A proposta que será levada aos investidores prevê emitir até 1,67 bilhão de ações ordinárias para captar dinheiro no mercado e reforçar o patrimônio da instituição.
💰Com essa emissão, o BRB espera aumentar o próprio capital social do banco em, no mínimo R$ 529 milhões – e, no máximo, R$ 8,86 bilhões de reais.
💰Hoje, o capital social do BRB é de R$ 2,34 bilhões. Ou seja: se conseguir captar o montante máximo, o BRB passaria a um capital de R$ 11,2 bilhões – cifra quase quatro vezes maior que o valor atual.
➡️No início de fevereiro, o BRB entregou ao Banco Central um “plano preventivo” com medidas para recompor seu patrimônio e evitar o descumprimento de regras de solidez do mercado financeiro brasileiro.️ O documento é mantido sob sigilo.
Sede do Banco BRB
Getty Images via BBC
Quais imóveis o GDF quer entregar?
Confira a nova lista:
SIA, Trecho Serviço Público, Lote F – área pertencente à Companhia de Saneamento Ambiental do DF (Caesb)
SIA, Trecho Serviço Público, Lote G
SIA, Trecho Serviço Público, Lote I
SIA, Trecho Serviço Público, Lote H
SIA, Trecho Serviço Público, Lote C – pertencente à CEB;
SIA, Trecho Serviço Público, Lote B – pertencente à Novacap;
Centro Metropolitano, Quadra 03, Conjunto A, Lote 01, em Taguatinga – é a sede do Centro Administrativo do DF, abandonada há mais de uma década;
“Gleba A” de 716 hectares, pertencentes à Terracap – o documento não diz o endereço com precisão.

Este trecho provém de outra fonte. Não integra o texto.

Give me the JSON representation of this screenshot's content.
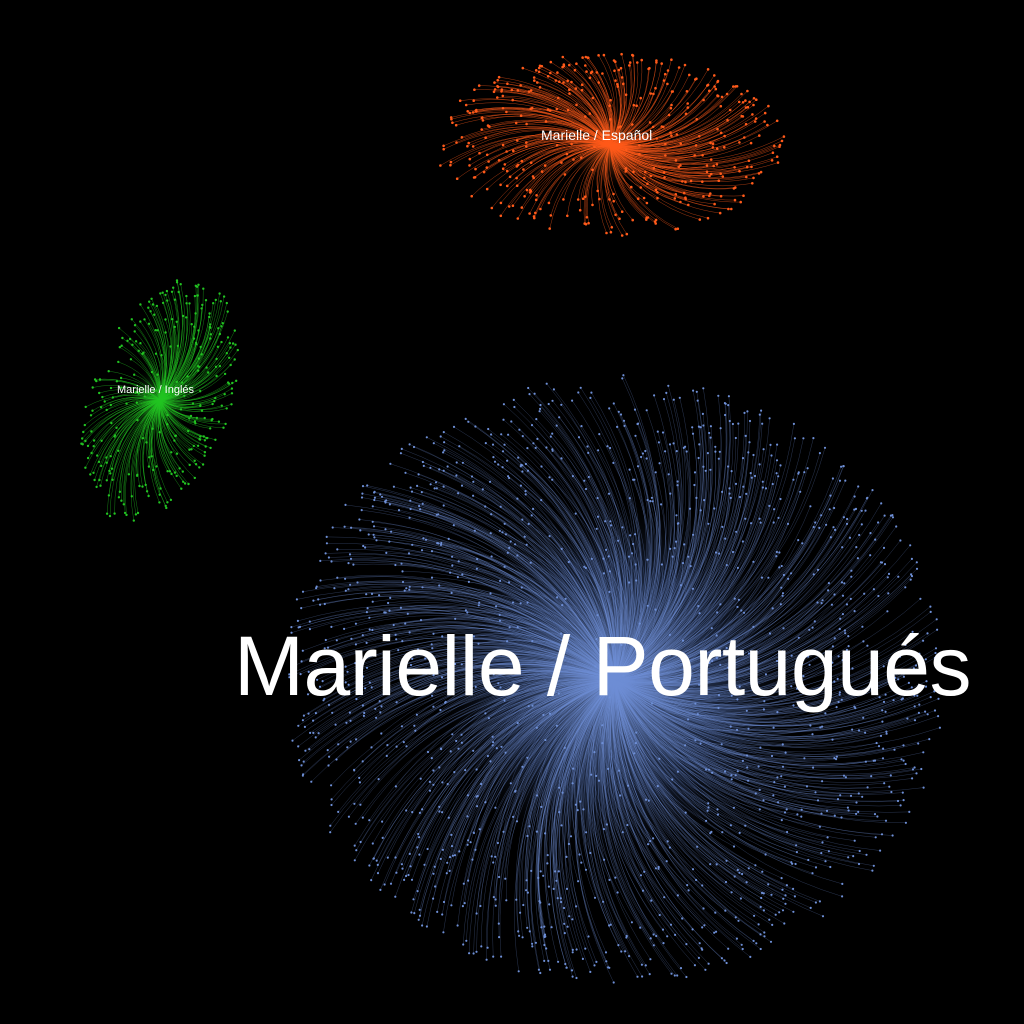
{
  "clusters": [
    {
      "id": "espanol",
      "label": "Marielle / Español",
      "color": "#ff5a1a"
    },
    {
      "id": "ingles",
      "label": "Marielle / Inglés",
      "color": "#22c422"
    },
    {
      "id": "portugues",
      "label": "Marielle / Portugués",
      "color": "#6e8fd6"
    }
  ],
  "background": "#000000"
}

Ibaneis Rocha, governador do DF, em 3 de fevereiro de 2026
TV Globo
Entenda o empréstimo
O empréstimo, que pode inclusive ser tomado junto ao Fundo Garantidor de Crédito, é uma das hipóteses citadas pelo BRB no plano “preventivo” entregue ao Banco Central há duas semanas, segundo apurou o g1.
Se o empréstimo for tomado, esses recursos vão ajudar o BRB a melhorar o perfil de seus ativos – ou seja, reduzir o risco atrelado a seu patrimônio.
O objetivo é garantir que o banco permaneça sólido e não gere desconfianças no mercado. Ou seja: evitar abalos à credibilidade do BRB.
⬆️ Com essa garantia do governo do DF, o BRB teria condições de captar recursos em condições mais favoráveis – com juros menores, por exemplo – para dar mais consistência ao balanço patrimonial do banco, abalado após as transações mal-sucedidas para a compra do Banco Master, nos últimos anos.
⬇️ Em compensação, caso não consigam honrar o empréstimo no futuro, o BRB e o governo do DF podem se ver obrigados a alienar (vender) esses imóveis para pagar o compromisso assumido.